Children of imprisoned fathers

Children of imprisoned fathers

W H Sack. Psychiatry. 1977 May.

Abstract

John Bowlby's influential 1951 World Health Organization monograph, Maternal Care and Mental Health, pointed to a causal relationship between loss of maternal care and disturbed personality development, and had a profound effect on psychiatrists' thinking about antisocial behavior in particular, and character formation in general. More recently, psychiatric investigators have been increasingly interested in the effects of a child separation from his father.
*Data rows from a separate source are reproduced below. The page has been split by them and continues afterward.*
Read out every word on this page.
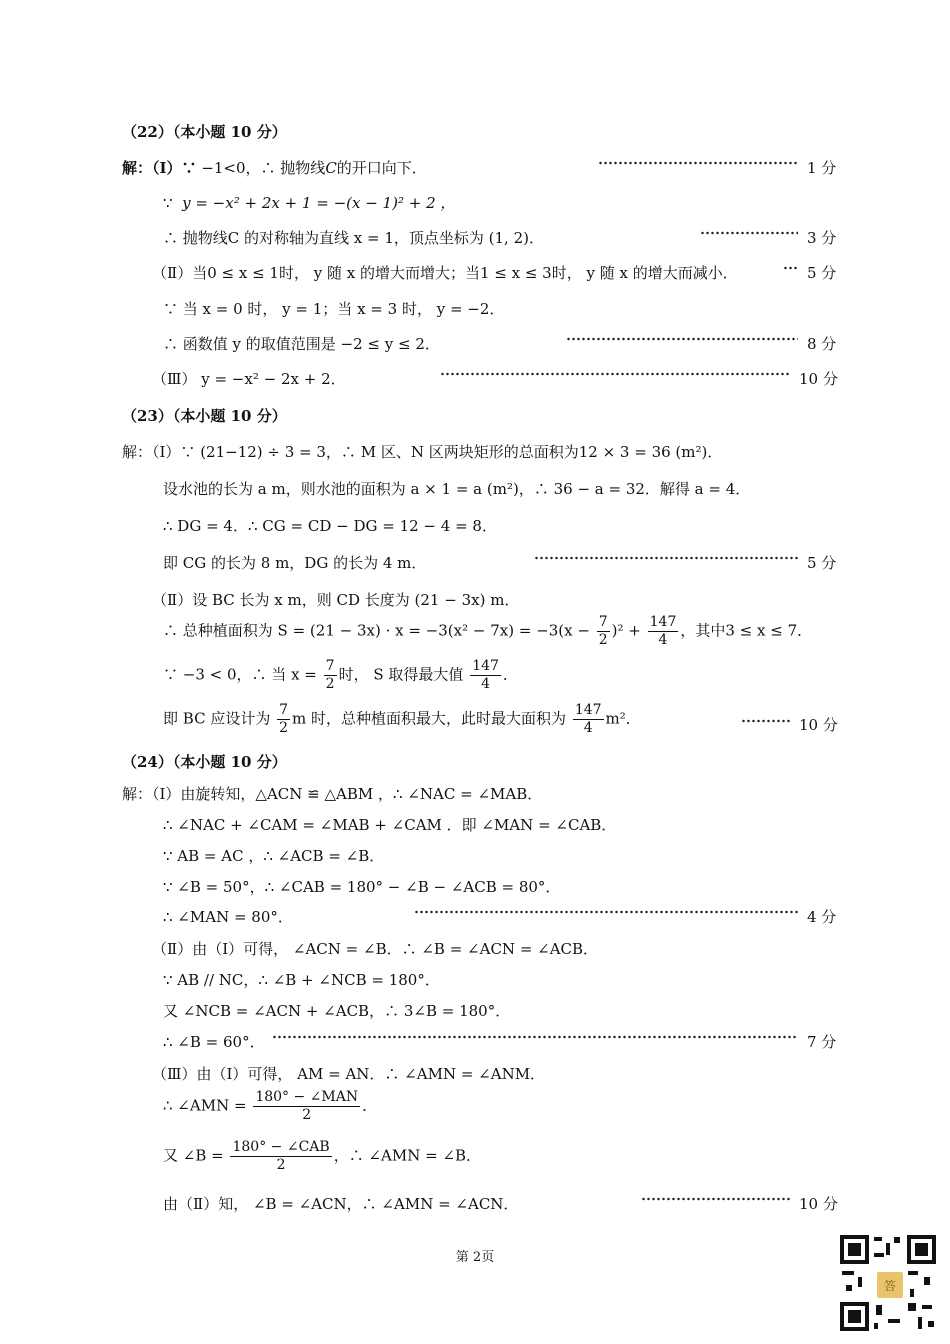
（22）（本小题 10 分）
解：（Ⅰ）∵ −1<0，∴ 抛物线C的开口向下．	1 分
∵ y = −x² + 2x + 1 = −(x − 1)² + 2 ，
∴ 抛物线C 的对称轴为直线 x = 1，顶点坐标为 (1, 2)．	3 分
（Ⅱ）当0 ≤ x ≤ 1时， y 随 x 的增大而增大；当1 ≤ x ≤ 3时， y 随 x 的增大而减小．	5 分
∵ 当 x = 0 时， y = 1；当 x = 3 时， y = −2．
∴ 函数值 y 的取值范围是 −2 ≤ y ≤ 2．	8 分
（Ⅲ） y = −x² − 2x + 2．	10 分
（23）（本小题 10 分）
解：（Ⅰ）∵ (21−12) ÷ 3 = 3，∴ M 区、N 区两块矩形的总面积为12 × 3 = 36 (m²)．
设水池的长为 a m，则水池的面积为 a × 1 = a (m²)，∴ 36 − a = 32．解得 a = 4．
∴ DG = 4．∴ CG = CD − DG = 12 − 4 = 8．
即 CG 的长为 8 m，DG 的长为 4 m．	5 分
（Ⅱ）设 BC 长为 x m，则 CD 长度为 (21 − 3x) m．
∴ 总种植面积为 $S = (21 - 3x) \cdot x = -3(x^2 - 7x) = -3(x - \frac{7}{2} )^2 + \frac{147}{4}$ ，其中3 ≤ x ≤ 7．
∵ −3 < 0，∴ 当 $x = \frac{7}{2}$ 时， S 取得最大值 $\frac{147}{4}$ ．
即 BC 应设计为 $\frac{7}{2}$ m 时，总种植面积最大，此时最大面积为 $\frac{147}{4} m^2$．	10 分
（24）（本小题 10 分）
解：（Ⅰ）由旋转知，△ACN ≌ △ABM ，∴ ∠NAC = ∠MAB．
∴ ∠NAC + ∠CAM = ∠MAB + ∠CAM ．即 ∠MAN = ∠CAB．
∵ AB = AC ，∴ ∠ACB = ∠B．
∵ ∠B = 50°，∴ ∠CAB = 180° − ∠B − ∠ACB = 80°．
∴ ∠MAN = 80°．	4 分
（Ⅱ）由（Ⅰ）可得， ∠ACN = ∠B．∴ ∠B = ∠ACN = ∠ACB．
∵ AB // NC，∴ ∠B + ∠NCB = 180°．
又 ∠NCB = ∠ACN + ∠ACB，∴ 3∠B = 180°．
∴ ∠B = 60°．	7 分
（Ⅲ）由（Ⅰ）可得， AM = AN．∴ ∠AMN = ∠ANM．
∴ ∠AMN = $\frac{\text{180° − ∠MAN}}{2}$ ．
又 ∠B = $\frac{\text{180° − ∠CAB}}{2}$ ，∴ ∠AMN = ∠B．
由（Ⅱ）知， ∠B = ∠ACN，∴ ∠AMN = ∠ACN．	10 分
第 2页
答
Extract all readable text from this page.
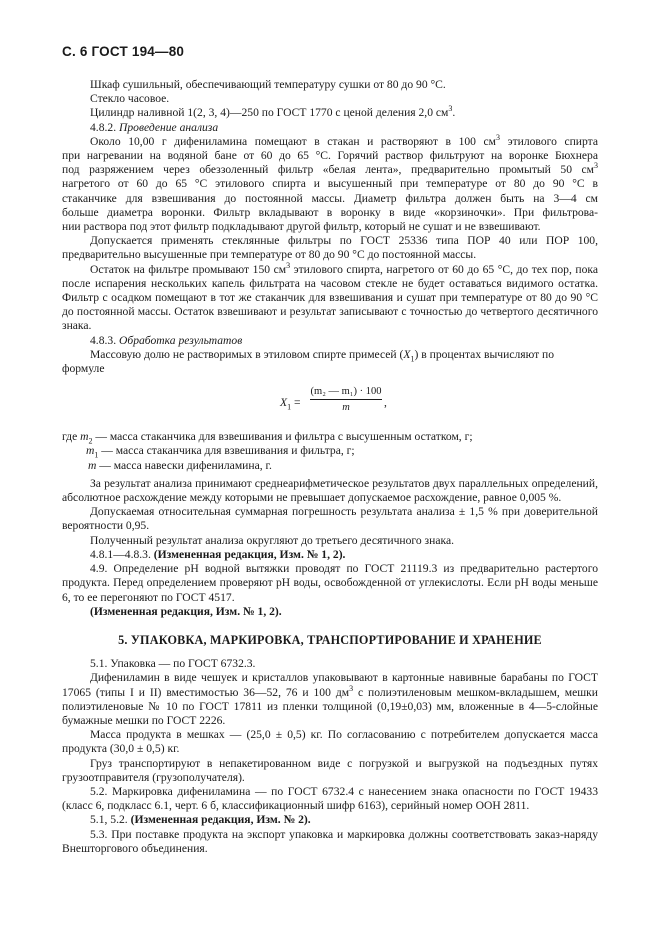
С. 6 ГОСТ 194—80

Шкаф сушильный, обеспечивающий температуру сушки от 80 до 90 °С.

Стекло часовое.

Цилиндр наливной 1(2, 3, 4)—250 по ГОСТ 1770 с ценой деления 2,0 $см^3$.

4.8.2. Проведение анализа

Около 10,00 г дифениламина помещают в стакан и растворяют в 100 $см^3$ этилового спирта

при нагревании на водяной бане от 60 до 65 °С. Горячий раствор фильтруют на воронке Бюхнера

под разряжением через обеззоленный фильтр «белая лента», предварительно промытый 50 $см^3$

нагретого от 60 до 65 °С этилового спирта и высушенный при температуре от 80 до 90 °С в

стаканчике для взвешивания до постоянной массы. Диаметр фильтра должен быть на 3—4 см

больше диаметра воронки. Фильтр вкладывают в воронку в виде «корзиночки». При фильтрова-

нии раствора под этот фильтр подкладывают другой фильтр, который не сушат и не взвешивают.

Допускается применять стеклянные фильтры по ГОСТ 25336 типа ПОР 40 или ПОР 100, предварительно высушенные при температуре от 80 до 90 °С до постоянной массы.

Остаток на фильтре промывают 150 $см^3$ этилового спирта, нагретого от 60 до 65 °С, до тех пор, пока после испарения нескольких капель фильтрата на часовом стекле не будет оставаться видимого остатка. Фильтр с осадком помещают в тот же стаканчик для взвешивания и сушат при температуре от 80 до 90 °С до постоянной массы. Остаток взвешивают и результат записывают с точностью до четвертого десятичного знака.

4.8.3. Обработка результатов

Массовую долю не растворимых в этиловом спирте примесей $(X_1)$ в процентах вычисляют по

формуле

$X_1$ =
(m₂ — m₁) · 100
m	,

где $m_2$ — масса стаканчика для взвешивания и фильтра с высушенным остатком, г;

$m_1$ — масса стаканчика для взвешивания и фильтра, г;

m — масса навески дифениламина, г.

За результат анализа принимают среднеарифметическое результатов двух параллельных определений, абсолютное расхождение между которыми не превышает допускаемое расхождение, равное 0,005 %.

Допускаемая относительная суммарная погрешность результата анализа ± 1,5 % при доверительной вероятности 0,95.

Полученный результат анализа округляют до третьего десятичного знака.

4.8.1—4.8.3. (Измененная редакция, Изм. № 1, 2).

4.9. Определение pH водной вытяжки проводят по ГОСТ 21119.3 из предварительно растертого продукта. Перед определением проверяют pH воды, освобожденной от углекислоты. Если pH воды меньше 6, то ее перегоняют по ГОСТ 4517.

(Измененная редакция, Изм. № 1, 2).

5. УПАКОВКА, МАРКИРОВКА, ТРАНСПОРТИРОВАНИЕ И ХРАНЕНИЕ

5.1. Упаковка — по ГОСТ 6732.3.

Дифениламин в виде чешуек и кристаллов упаковывают в картонные навивные барабаны по ГОСТ 17065 (типы I и II) вместимостью 36—52, 76 и 100 $дм^3$ с полиэтиленовым мешком-вкладышем, мешки полиэтиленовые № 10 по ГОСТ 17811 из пленки толщиной (0,19±0,03) мм, вложенные в 4—5-слойные бумажные мешки по ГОСТ 2226.

Масса продукта в мешках — (25,0 ± 0,5) кг. По согласованию с потребителем допускается масса продукта (30,0 ± 0,5) кг.

Груз транспортируют в непакетированном виде с погрузкой и выгрузкой на подъездных путях грузоотправителя (грузополучателя).

5.2. Маркировка дифениламина — по ГОСТ 6732.4 с нанесением знака опасности по ГОСТ 19433 (класс 6, подкласс 6.1, черт. 6 б, классификационный шифр 6163), серийный номер ООН 2811.

5.1, 5.2. (Измененная редакция, Изм. № 2).

5.3. При поставке продукта на экспорт упаковка и маркировка должны соответствовать заказ-наряду Внешторгового объединения.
This has been stimulated by sociological concerns for one-parent, fatherless families (Adams, 1973) and by our realizing how historically neglected has been the paternal role in theories of child development. Herzog and Sudia (1971) have recently compiled an extensive bibliography of the fatherless family. Numerous clinical studies of loss of the father, through death (Nagera, 1970; Wolfenstein, 1966; Bonnard, 1964), suicide (Cain and Fast 1966), divorce (McDermott, 1970), military service (Crumley and Blumenthal, 1973), occupations (Rosenfeld et al., 1973), desertion (Thomes, 1968), and mental hospitalization (Schiff, 1965), have all reported various adverse effects, particularly on male children. It has been difficult, however, to sort out the effects of the loss itself from more general prevailing and prior family relationships. My interest in this subject was quickened when I began to see boys brought to a neighborhood clinic for aggressive and antisocial behavior soon after their fathers were imprisoned. I was impressed by the lack of reports in the literature on this form of father separation. I am presenting here my clinical observations of six families seen over a three-year period as part of a general child psychiatric experience at a comprehensive neighborhood health center sponsored by the Massachusetts General Hospital in Boston. Although there are obvious selection biases that limit generalization when families referred to psychiatrists are the only source of information, it seems a useful place to begin an examination of the consequences for children of father-separation as a result of imprisonment.